Susan K. JonesWhen asked about her choice to teach abroad, Susan K. Jones, a Marketing professor at Ferris State University, said, “I thought it would be a great adventure.”

Jones is one of four faculty members to teach at Ferris partner institution South Korea’s Dankook University. Randy Groves, Rick Saliers and Jung Choi also taught at Dankook. In all, more than 25 Ferris faculty have taught abroad at universities. Piram Prakasam, director of the Office of International Education, is a big advocate for education abroad opportunities. He believes that teaching abroad offers faculty a wide range of benefits, including, opportunities to experience the education system of another country, professional development and training, networking and more.

“International opportunities, such as teaching abroad in Korea, assist our students with further development of their cross-cultural communication skills,” Prakasam said. “This type of experience is also helpful to show students the opportunities that are available outside of the US.”

The education abroad opportunity did have its challenges, Jones acknowledged.

“The summer session takes place during the rainy season in South Korea. The temperature is near 100 degrees every day and a huge cloudburst may happen without warning at just about any time,” said Jones, who taught an Advertising and Media class and a class in Services Marketing to undergraduate students from all over the world. “I don’t think my hair was ever totally dry for four weeks, and when it wasn't raining, it was super-hot and still humid.

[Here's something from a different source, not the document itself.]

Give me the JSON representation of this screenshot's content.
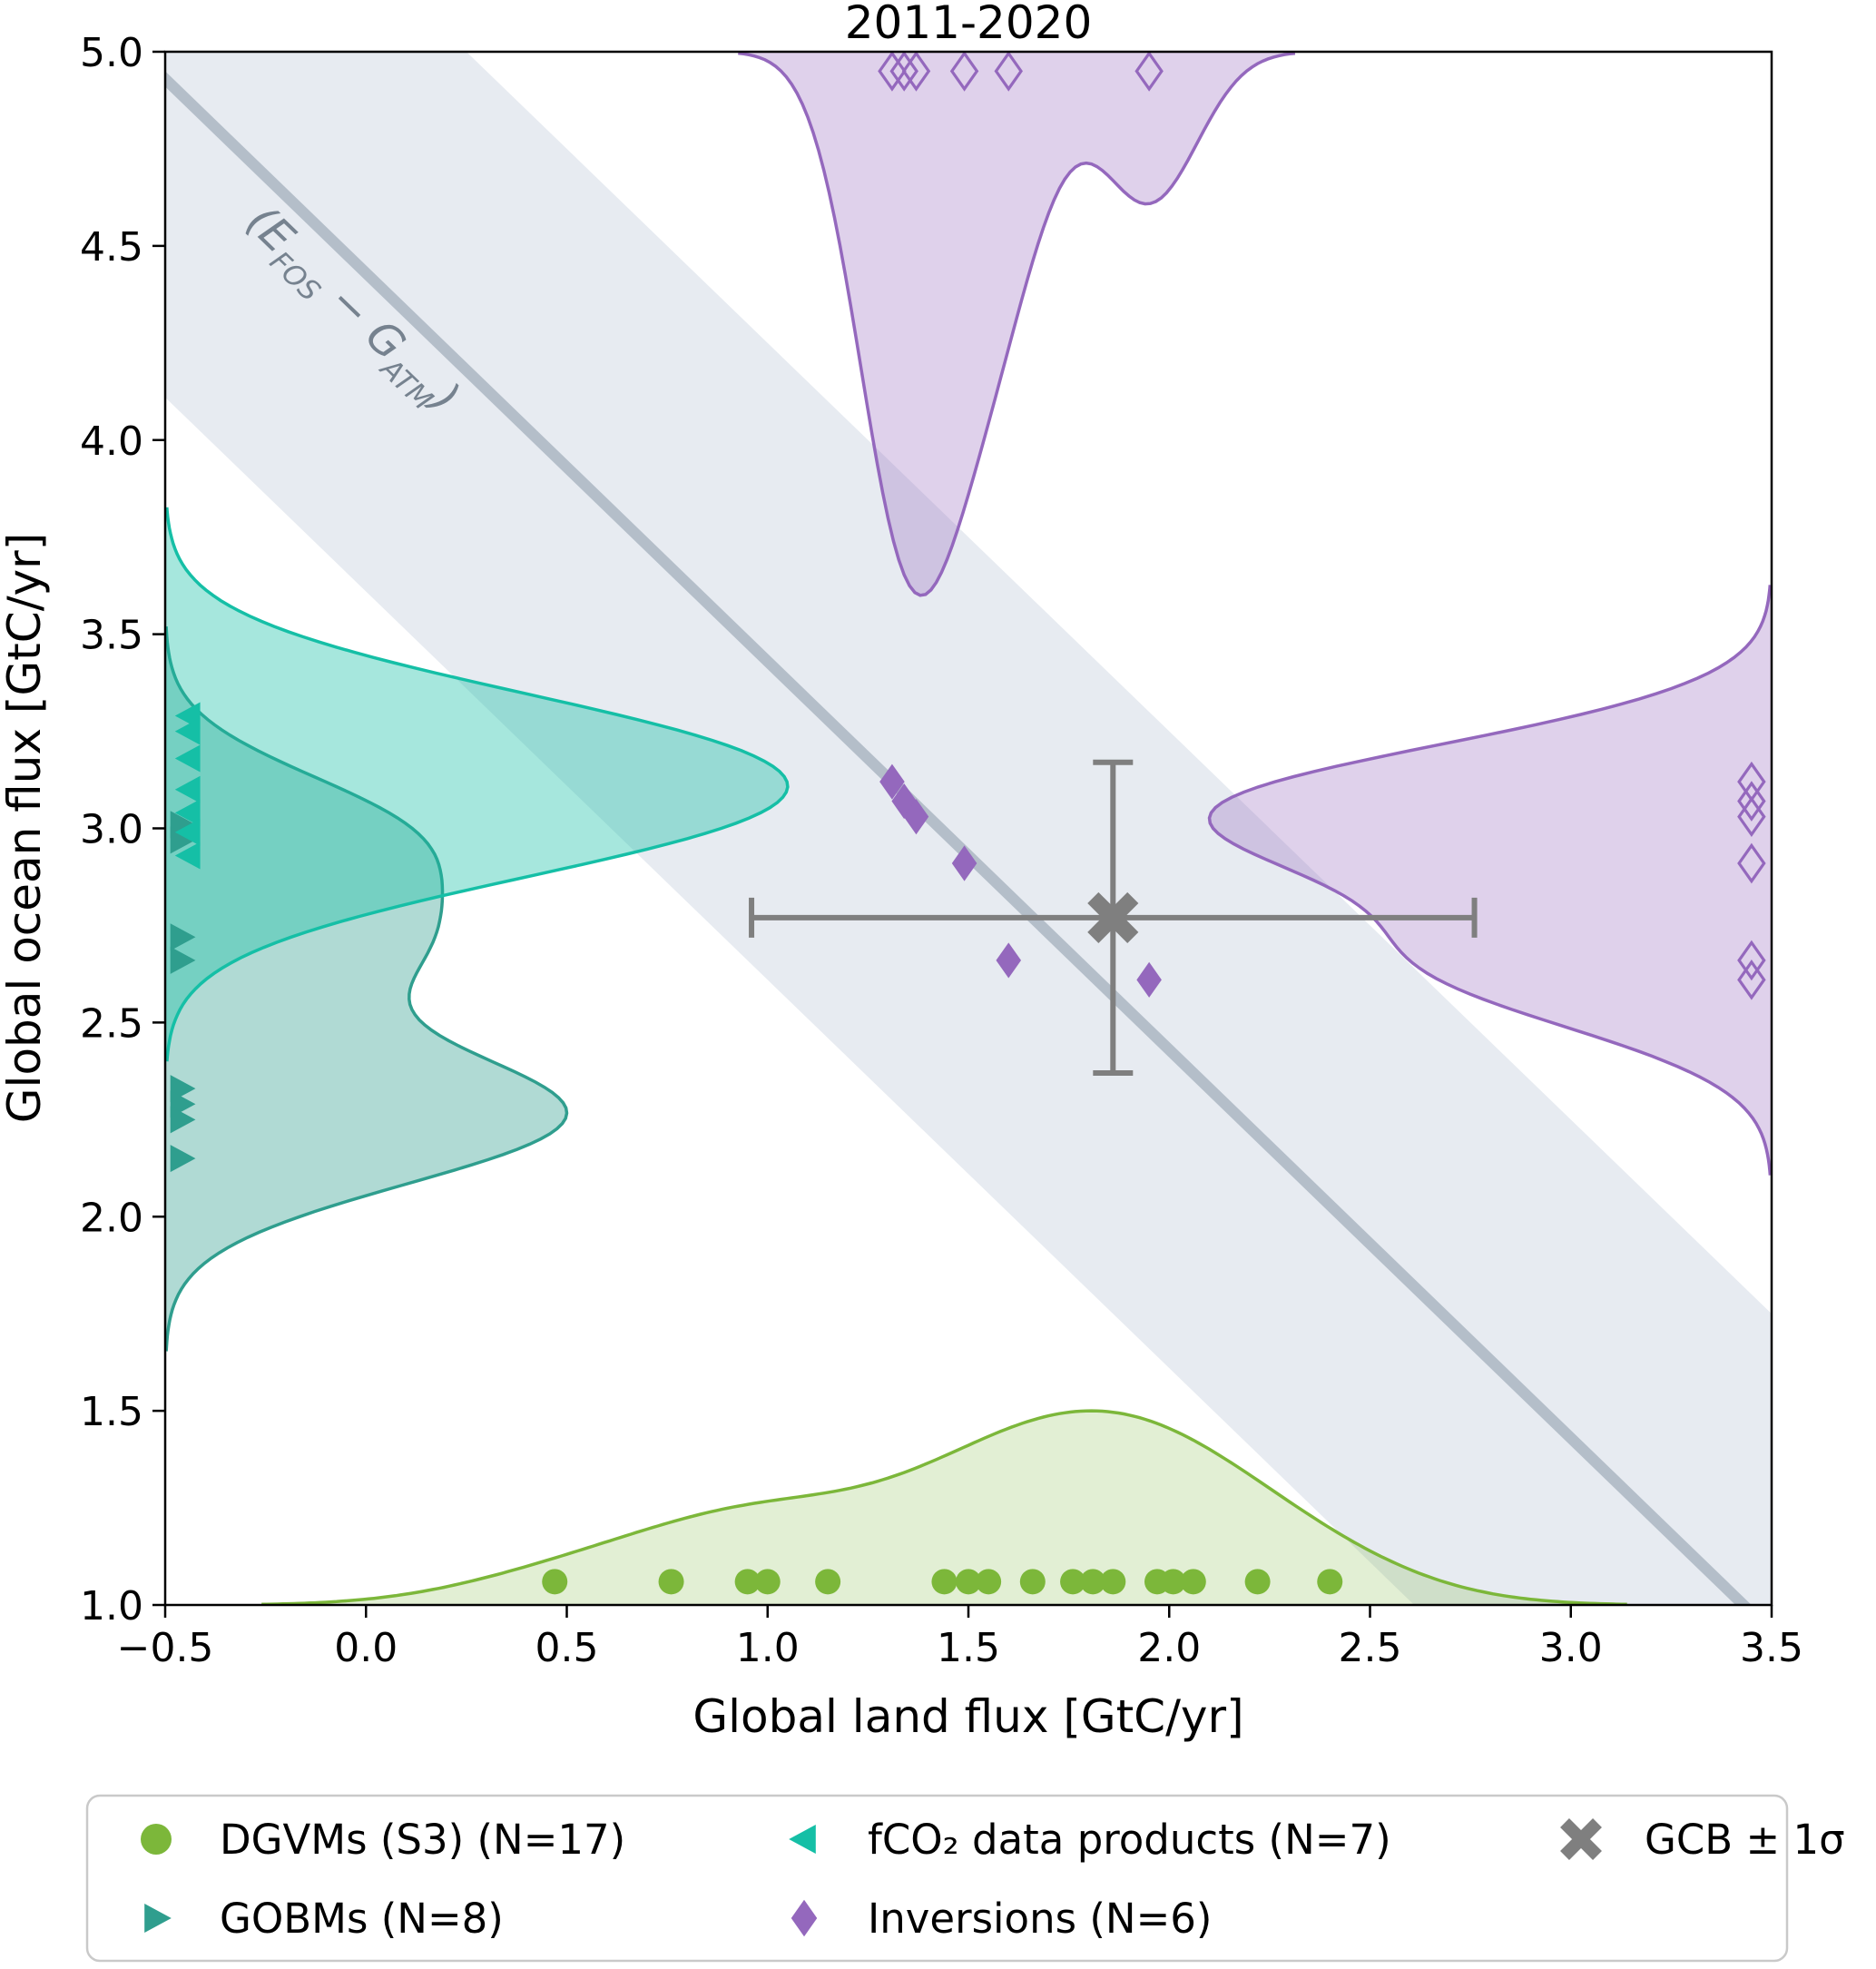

I sort of got used to it.”

Still, cultural exposure, interactions with students, and networking opportunities that Jones enjoyed with colleagues from US, Canada, South Korea and Russia, highlighted her month-long trip.

“I was also excited about the cultural aspects of the program,” she said. “I went right along with the students on great field trips such as a visit to the Demilitarized Zone, an overnight at a Buddhist temple, various tours around Seoul, and exposure to Korean music, dance, arts and cooking.”